Friday, January 18, 2013

Beating a Dead Workforce

Funny F*ckin' Friday

When an employee drops dead from being overworked, Veronica tries to parlay the tragedy into a method of motivation to convince the rest of her staff to meet an important deadline.

Previous: The Great Repression

Veronica's (Portia de Rossi) cold-blooded determination to succeed has made her an incredible tool for Veridian Dynamics, and one of her greatest assets is to spin anything in her own favor. While the tragic death of one of her employees, caused by over exhaustion from working too hard, is likely to incite riot under anyone else's supervision, Veronica instead paints the employee's death as a sacrifice for the greater good of the company, one man's determination to help Veridian succeed where others refuse, and in doing so she manages to convince her employees that anything less than everything they've got is disrespectful to the dead employee's memory.
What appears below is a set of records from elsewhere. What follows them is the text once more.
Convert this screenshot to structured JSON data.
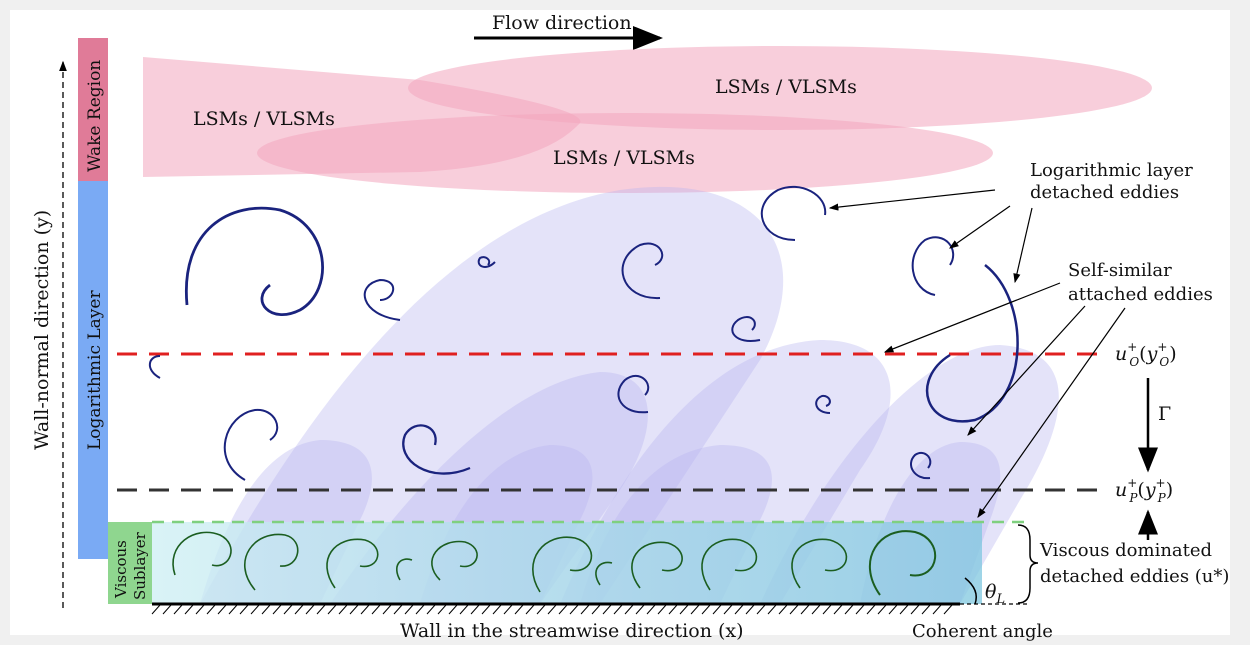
{
  "labels": {
    "flow_direction": "Flow direction",
    "wall_normal": "Wall-normal direction (y)",
    "wall_streamwise": "Wall in the streamwise direction (x)",
    "coherent_angle": "Coherent angle",
    "theta": "θ",
    "theta_sub": "L",
    "gamma": "Γ"
  },
  "regions": {
    "wake": "Wake Region",
    "log": "Logarithmic Layer",
    "viscous_line1": "Viscous",
    "viscous_line2": "Sublayer"
  },
  "lsm_labels": [
    "LSMs / VLSMs",
    "LSMs / VLSMs",
    "LSMs / VLSMs"
  ],
  "annotations": {
    "log_detached_1": "Logarithmic layer",
    "log_detached_2": "detached eddies",
    "self_similar_1": "Self-similar",
    "self_similar_2": "attached eddies",
    "viscous_dom_1": "Viscous dominated",
    "viscous_dom_2": "detached eddies (u*)"
  },
  "levels": {
    "outer": {
      "base": "u",
      "sup": "+",
      "sub": "O",
      "arg_base": "y",
      "arg_sup": "+",
      "arg_sub": "O"
    },
    "predicted": {
      "base": "u",
      "sup": "+",
      "sub": "P",
      "arg_base": "y",
      "arg_sup": "+",
      "arg_sub": "P"
    }
  },
  "colors": {
    "wake": "#e07b98",
    "log": "#7aaaf4",
    "viscous": "#8fd68f",
    "lsm": "#f2a6be",
    "eddy_blue": "#b8b6f0",
    "outer_line": "#e02020",
    "predicted_line": "#333333",
    "viscous_line": "#7fd07f",
    "spiral": "#1a237e",
    "spiral_green": "#1b5e20"
  }
}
At first seeing the death of Jenkins (Warren Sweeney) as nothing more than an annoyance, Veronica is made to use his loss as a tool to motivate the rest of her staff as "the company feels that if [they] ease up because someone died, it will only encourage others to die," and that would drive productivity into the ground. Chosen to be the final speaker at Jenkins' memorial service, Veronica rouses the crowd into thinking that they need to work harder in order to finish the project in his memory, stating privately to Ted (Jay Harrington) that "the company didn't think 'sad' was the way to go," letting her employees think that they're creating a legacy for Jenkins in completing the project he worked so hard on.

Lem (Malcolm Barrett) uses his 'close friendship' with Jenkins to get in with the cool accountants from upstairs, being invited to smoke with them and stating that "[he] do[esn't] smoke, but [he]'d love to watch [them] smoke." Soon Lem is making up elaborate stories about he and Jenkins on fishing trips and other adventures that, in reality, are extreme elaborations of things that happened to he and Phil (Jonathan Slavin). Eventually Phil feels as though he's been replaced as Lem's best friend by a dead man, and the situation is so ridiculous that it should be sad, but it's just hilarious.
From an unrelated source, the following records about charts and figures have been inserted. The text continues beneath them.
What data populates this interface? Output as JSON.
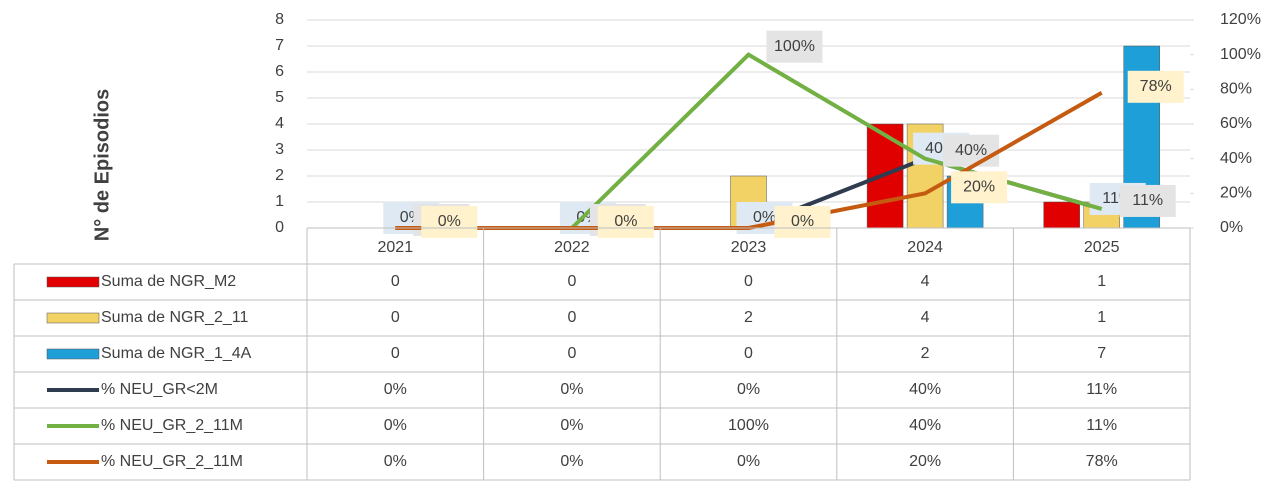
{
  "chart_data": {
    "type": "bar",
    "y_label": "N° de Episodios",
    "categories": [
      "2021",
      "2022",
      "2023",
      "2024",
      "2025"
    ],
    "ylim": [
      0,
      8
    ],
    "yticks": [
      0,
      1,
      2,
      3,
      4,
      5,
      6,
      7,
      8
    ],
    "y2lim": [
      0,
      120
    ],
    "y2ticks": [
      {
        "value": 0,
        "label": "0%"
      },
      {
        "value": 20,
        "label": "20%"
      },
      {
        "value": 40,
        "label": "40%"
      },
      {
        "value": 60,
        "label": "60%"
      },
      {
        "value": 80,
        "label": "80%"
      },
      {
        "value": 100,
        "label": "100%"
      },
      {
        "value": 120,
        "label": "120%"
      }
    ],
    "grid": true,
    "series": [
      {
        "name": "Suma de NGR_M2",
        "type": "bar",
        "color": "#e00000",
        "values": [
          0,
          0,
          0,
          4,
          1
        ]
      },
      {
        "name": "Suma de NGR_2_11",
        "type": "bar",
        "color": "#f2d264",
        "values": [
          0,
          0,
          2,
          4,
          1
        ]
      },
      {
        "name": "Suma de NGR_1_4A",
        "type": "bar",
        "color": "#1f9fd8",
        "values": [
          0,
          0,
          0,
          2,
          7
        ]
      },
      {
        "name": "% NEU_GR<2M",
        "type": "line",
        "axis": "y2",
        "color": "#2f3c50",
        "values": [
          0,
          0,
          0,
          40,
          11
        ],
        "value_labels": [
          "0%",
          "0%",
          "0%",
          "40%",
          "11%"
        ]
      },
      {
        "name": "% NEU_GR_2_11M",
        "type": "line",
        "axis": "y2",
        "color": "#72b043",
        "values": [
          0,
          0,
          100,
          40,
          11
        ],
        "value_labels": [
          "0%",
          "0%",
          "100%",
          "40%",
          "11%"
        ]
      },
      {
        "name": "% NEU_GR_2_11M",
        "type": "line",
        "axis": "y2",
        "color": "#c55a11",
        "values": [
          0,
          0,
          0,
          20,
          78
        ],
        "value_labels": [
          "0%",
          "0%",
          "0%",
          "20%",
          "78%"
        ]
      }
    ]
  }
}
Ted states that Jenkins had been at his desk when he left at night, and was back at his desk before Ted got to work the next day, and gathers a group of employees to bring him a cake as a reward. Naturally, they find him dead in his office, and the setup here is just so incredibly obvious that it was seen coming from the moment Ted started talking. A little misdirection would have been nice here.
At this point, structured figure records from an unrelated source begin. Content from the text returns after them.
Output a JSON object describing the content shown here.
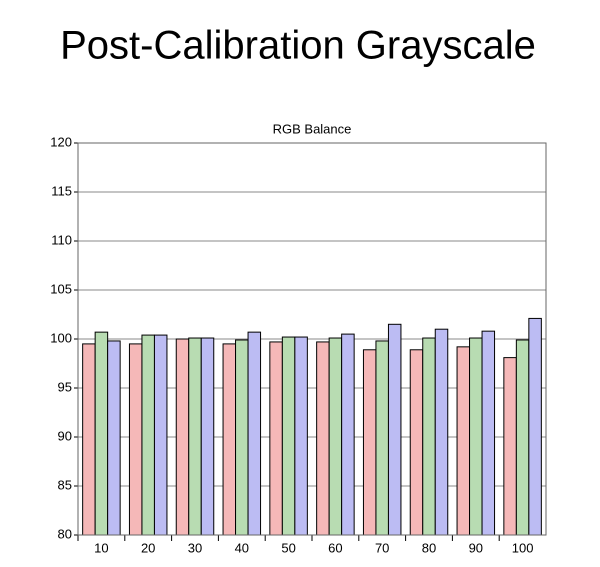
{
  "chart_data": {
    "type": "bar",
    "title": "Post-Calibration Grayscale",
    "subtitle": "RGB Balance",
    "categories": [
      "10",
      "20",
      "30",
      "40",
      "50",
      "60",
      "70",
      "80",
      "90",
      "100"
    ],
    "series": [
      {
        "color": "#f5b8b8",
        "values": [
          99.5,
          99.5,
          100.0,
          99.5,
          99.7,
          99.7,
          98.9,
          98.9,
          99.2,
          98.1
        ]
      },
      {
        "color": "#b8dcb2",
        "values": [
          100.7,
          100.4,
          100.1,
          99.9,
          100.2,
          100.1,
          99.8,
          100.1,
          100.1,
          99.9
        ]
      },
      {
        "color": "#bcbcf3",
        "values": [
          99.8,
          100.4,
          100.1,
          100.7,
          100.2,
          100.5,
          101.5,
          101.0,
          100.8,
          102.1
        ]
      }
    ],
    "ylim": [
      80,
      120
    ],
    "yticks": [
      80,
      85,
      90,
      95,
      100,
      105,
      110,
      115,
      120
    ],
    "grid": true
  }
}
Initially upset that his final interaction with Jenkins involved throwing coffee at him, Lem is quick to exploit his reputation as Jenkins' friend in order to make a name for himself. Soon Jenkins becomes something of a messiah to the office dwellers, with the eight people who found his body being referred to as "the finders," and at no point does Lem take notice that what he's doing is actually disrespectful to the man he's so concerned about having wronged. It gets to the point that the company gives Lem Jenkins' ashes, because the two were such close friends and Jenkins has no remaining family, but it would have been nice for Lem to have shown some kind of remorse for his actions through this story.

De Rossi absolutely knocks it out of the park in this episode, stealing every scene she's in and really bringing the material to life. Her chemistry with Andrea Anders (as Linda) is fantastic here, and, as always, it's a pleasure to see Merrin Dungey return to the role of Sheila. The rest of the cast is great in their roles, too, creating a very well-rounded energy that brings out the best in everyone involved.

There are a lot of little things in Marc Buckland's direction here that add up to make an incredibly entertaining episode, one of the funniest being Phil's incapability to break open Jenkins' urn and Linda's numerous attempts to live in the moment and appreciate her life. The people speaking at Jenkins' memorial without knowing a single thing about him is genius, as is the video about Jenkins playing in the elevator, accompanied by Veronica's cover of Rick Astley's 'Never Gonna Give You Up.'

Ingrid Escajeda writes this episode with a focus on how detrimental extended work hours can be to both morale and productivity, showing that the mood of the office takes a huge dip the longer everyone is made to stay and the employees quickly grow more aggressive with one another. In order to alleviate the tension Veronica suggests that they fire the most productive employee in order to scare the rest into doing their jobs, while Ted counters by suggesting that they instead reward the hardest working employee in order to motivate the rest. Overall this is a huge improvement over a number of episodes within the second season, and a return to form of the first year of this series.

Despite the minor rift that grows between Phil and Lem during the course of this episode, the two end up bonding closer than ever due to Lem's admittance of truth to everyone about his lack of familiarity with Jenkins. The employee's appreciation for the company is also short-lived, after realizing that they had been manipulated into doing massive amounts of work, though it's likely to have had no effect on them in later stories.